Up until this year, TV commentators for the World Cup in the UK have always been male. But last week, when Portugal played Morocco, Vicki Sparks became the first woman to commentate a televised World Cup game in the UK.
The 29-year-old’s coverage was highly praised and she was hailed as a ‘history maker’. But, predictably, not everyone was pleased. One ex-footballer, Jason Cundy, said he found it a ‘tough listen’. Not because Vicki’s observations weren’t accurate, engaging or knowledge. And not even because he disagreed with her insights. It was simply because he didn’t like her voice.
“Personal preference – I would like to hear a male voice, for 90 minutes of football hearing a high-pitched tone is not really what I would like to hear,” said Cundy, a pundit and former Chelsea player. “When there is a moment of drama as there often is in football, that moment needs to be done with a slightly lower voice, it’s a personal preference.”
Cundy said this with a straight face on national TV – he was being interviewed on Good Morning Britain – and when host Piers Morgan called him a ‘sexist pig’, Cundy tried to defend himself: “It’s nothing to do with their insight, the way she delivers it, or her knowledge or her ability to do the job. It’s the voice. For ninety minutes I would prefer to hear a male voice. I find it difficult to hear that voice.”

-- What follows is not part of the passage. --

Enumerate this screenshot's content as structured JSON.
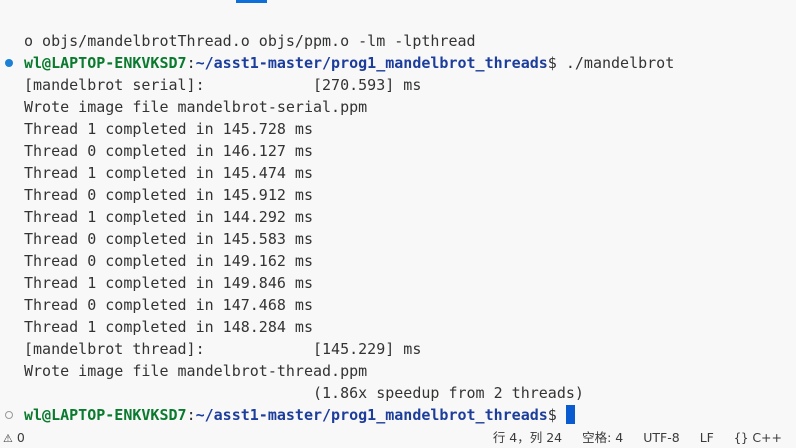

These comments are, as Morgan said, obviously sexist. Women naturally tend to have more high-pitched voices than men, and that is completely out of their control. Besides, as Cundy himself said, he wouldn’t even be happy with a woman commentator who had a lower-pitched voice: he “would prefer to hear a male voice”.

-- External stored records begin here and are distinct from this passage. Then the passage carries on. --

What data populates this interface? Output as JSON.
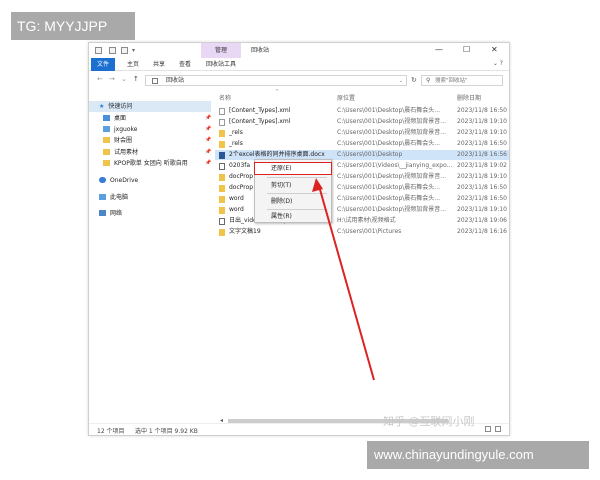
{
  "watermarks": {
    "top_left": "TG: MYYJJPP",
    "bottom_right": "www.chinayundingyule.com",
    "zhihu": "知乎 @互联网小刚"
  },
  "window": {
    "manage_tab": "管理",
    "title": "回收站",
    "minimize": "—",
    "maximize": "☐",
    "close": "✕"
  },
  "ribbon": {
    "tabs": [
      "文件",
      "主页",
      "共享",
      "查看",
      "回收站工具"
    ],
    "expand": "⌄ ?"
  },
  "address": {
    "path": "回收站",
    "search_placeholder": "搜索\"回收站\""
  },
  "sidebar": {
    "items": [
      {
        "label": "快速访问",
        "icon": "star-icon"
      },
      {
        "label": "桌面",
        "icon": "desktop-icon"
      },
      {
        "label": "jxguoke",
        "icon": "pc-icon"
      },
      {
        "label": "财会圈",
        "icon": "folder-icon"
      },
      {
        "label": "试用素材",
        "icon": "folder-icon"
      },
      {
        "label": "KPOP歌单 女团向 听歌自用",
        "icon": "folder-icon"
      },
      {
        "label": "OneDrive",
        "icon": "cloud-icon"
      },
      {
        "label": "此电脑",
        "icon": "computer-icon"
      },
      {
        "label": "网络",
        "icon": "network-icon"
      }
    ]
  },
  "columns": {
    "name": "名称",
    "location": "原位置",
    "date": "删除日期"
  },
  "files": [
    {
      "name": "[Content_Types].xml",
      "location": "C:\\Users\\001\\Desktop\\晨石舞会头...",
      "date": "2023/11/8 16:50",
      "icon": "doc"
    },
    {
      "name": "[Content_Types].xml",
      "location": "C:\\Users\\001\\Desktop\\视频加背景音...",
      "date": "2023/11/8 19:10",
      "icon": "doc"
    },
    {
      "name": "_rels",
      "location": "C:\\Users\\001\\Desktop\\视频加背景音...",
      "date": "2023/11/8 19:10",
      "icon": "folder"
    },
    {
      "name": "_rels",
      "location": "C:\\Users\\001\\Desktop\\晨石舞会头...",
      "date": "2023/11/8 16:50",
      "icon": "folder"
    },
    {
      "name": "2个excel表格的同并排序桌面.docx",
      "location": "C:\\Users\\001\\Desktop",
      "date": "2023/11/8 16:56",
      "icon": "word"
    },
    {
      "name": "0203fa",
      "location": "C:\\Users\\001\\Videos\\__jianying_expo...",
      "date": "2023/11/8 19:02",
      "icon": "video"
    },
    {
      "name": "docProp",
      "location": "C:\\Users\\001\\Desktop\\视频加背景音...",
      "date": "2023/11/8 19:10",
      "icon": "folder"
    },
    {
      "name": "docProp",
      "location": "C:\\Users\\001\\Desktop\\晨石舞会头...",
      "date": "2023/11/8 16:50",
      "icon": "folder"
    },
    {
      "name": "word",
      "location": "C:\\Users\\001\\Desktop\\晨石舞会头...",
      "date": "2023/11/8 16:50",
      "icon": "folder"
    },
    {
      "name": "word",
      "location": "C:\\Users\\001\\Desktop\\视频加背景音...",
      "date": "2023/11/8 19:10",
      "icon": "folder"
    },
    {
      "name": "日出_video.Daubmp4",
      "location": "H:\\试用素材\\视频格式",
      "date": "2023/11/8 19:06",
      "icon": "video"
    },
    {
      "name": "文字文稿19",
      "location": "C:\\Users\\001\\Pictures",
      "date": "2023/11/8 16:16",
      "icon": "folder"
    }
  ],
  "context_menu": {
    "items": [
      "还原(E)",
      "剪切(T)",
      "删除(D)",
      "属性(R)"
    ]
  },
  "status": {
    "count": "12 个项目",
    "selected": "选中 1 个项目  9.92 KB"
  },
  "colors": {
    "file_tab": "#1a6fd1",
    "manage_tab": "#e8d7f5",
    "highlight": "#dd2222",
    "selection": "#cfe3f9"
  }
}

It goes without saying that these comments are unjustified. But what’s really disturbing is the fact that Cundy thinks there’s nothing wrong with them. He genuinely thinks it’s okay to admit on TV that he prefers to listen to male voices when he’s watching sports. And what’s even worse is that hundreds of GMB viewers agree with him.
A poll found that out of 11,710 voters (at the time of writing), 37% agreed with Cundy. In the comments below, a number of women said they too preferred male commentators for sports. “Why is this so controversial?” they asked, while others pointed out that every commentator should be judged solely on their abilities to commentate.
Of course, people are allowed to dislike Sparks. Personal preferences are real, and no TV presenter expects to be universally liked by all. The problem is when people dislike her purely because she is female – and that is what Cundy and hundreds of other voters have done. They are against female commentators just because their voices are “too high-pitched.” And that – making judgements solely based on gender – is the very definition of sexism.
Unfortunately, right now, there are just a handful of female sports commentators on TV, and Sparks is currently the only one flying the flag for the World Cup. That’s the real issue. Only when there are more women presenting sports TV shows will the public start to get used to female commentators – and their voices.
Right now, people like Cundy dislike the ‘high-pitched’ female voice because they just aren’t used to hearing it on sports channels. It is a classic example of people not liking change. And many of the people who agreed with Cundy on Twitter admitted that, with time, they’d probably get over it.
“Women commentating does not quite do it for me yet.,” said one. “Just doesn’t sound right at the moment. Will take some getting used to.” While another said: “I haven’t heard a female commentator I like listening too yet but it’s not due to a female / male thing. Many of the male ones annoy me but if there are more of them, you are bound to like more.”
This is why broadcasters need to take notice of this debate, and use it as proof that we need more female commentators. Only then, with the luxury of choice, will viewers start to ditch their preconceived sexist ideas, and start to actually judge women based on their merit and talent – rather than the pitch of their voices.